Ting Yang: Operating System Support for Modern Applications; Emery Berger and J. Eliot Moss, Advisors; May 2009; Software Engineer, Intel Corp.

Computer systems now run drastically different workloads than they did two decades ago. The enormous advances in both hardware and software technologies dramatically reshape applications and their behaviors, thus introducing more challenges to system resource management. However, existing general-purpose operating systems have not kept up. Their resource managers (CPU, memory and disk I/O) still work independently, leading to various performance issues. Garbage-collected applications suffer under memory pressure because the virtual memory manager does not provide enough information for them to adjust heap size. Interactive applications may lose responsiveness because one resource is overloaded.
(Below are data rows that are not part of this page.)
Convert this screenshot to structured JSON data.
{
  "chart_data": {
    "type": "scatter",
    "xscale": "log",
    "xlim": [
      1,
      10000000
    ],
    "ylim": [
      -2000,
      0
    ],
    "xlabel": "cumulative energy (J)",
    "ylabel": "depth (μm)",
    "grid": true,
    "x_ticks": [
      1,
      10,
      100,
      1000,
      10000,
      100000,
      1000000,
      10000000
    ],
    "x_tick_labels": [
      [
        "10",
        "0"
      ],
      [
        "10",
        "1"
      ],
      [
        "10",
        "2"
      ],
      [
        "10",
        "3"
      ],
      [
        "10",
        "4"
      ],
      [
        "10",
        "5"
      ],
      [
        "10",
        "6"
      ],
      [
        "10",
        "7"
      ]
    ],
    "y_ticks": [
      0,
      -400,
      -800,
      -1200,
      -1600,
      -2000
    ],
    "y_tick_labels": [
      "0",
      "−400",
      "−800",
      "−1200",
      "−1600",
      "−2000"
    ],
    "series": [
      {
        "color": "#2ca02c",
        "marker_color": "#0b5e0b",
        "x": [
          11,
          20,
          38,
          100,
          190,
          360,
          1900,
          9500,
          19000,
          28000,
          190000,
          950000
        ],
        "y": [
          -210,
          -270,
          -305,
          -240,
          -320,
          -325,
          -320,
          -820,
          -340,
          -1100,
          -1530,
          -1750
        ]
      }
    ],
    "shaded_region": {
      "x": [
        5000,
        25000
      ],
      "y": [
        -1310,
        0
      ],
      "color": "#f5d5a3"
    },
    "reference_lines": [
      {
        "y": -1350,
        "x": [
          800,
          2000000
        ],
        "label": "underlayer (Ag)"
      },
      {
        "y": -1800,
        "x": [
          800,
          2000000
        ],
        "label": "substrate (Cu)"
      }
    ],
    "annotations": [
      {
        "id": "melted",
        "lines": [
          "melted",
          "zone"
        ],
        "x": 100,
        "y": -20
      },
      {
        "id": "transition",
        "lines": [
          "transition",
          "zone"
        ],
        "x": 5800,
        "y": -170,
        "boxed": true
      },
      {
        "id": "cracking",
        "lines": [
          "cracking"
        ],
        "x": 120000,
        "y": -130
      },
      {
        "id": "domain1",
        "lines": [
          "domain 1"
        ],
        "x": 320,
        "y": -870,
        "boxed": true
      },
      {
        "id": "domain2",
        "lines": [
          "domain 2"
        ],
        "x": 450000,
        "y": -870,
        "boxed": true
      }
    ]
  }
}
To deliver robust performance, an operating system has to coordinate its resource managers, as well as cooperate with those in the user space (e.g. garbage collector and thread manager). To support garbage-collected applications, we present CRAMM, a system that enables them to adaptively adjust heap size to maintain high throughput by cooperating with the underlying virtual memory manager. To support highly interactive workloads, we present Redline, a system that uses lightweight specifications to drive CPU scheduling and to coordinate memory and disk I/O management to maintain system's responsiveness. Our experiences show that such coordination can dramatically improve application performance under heavy contention, sometimes by orders of magnitude.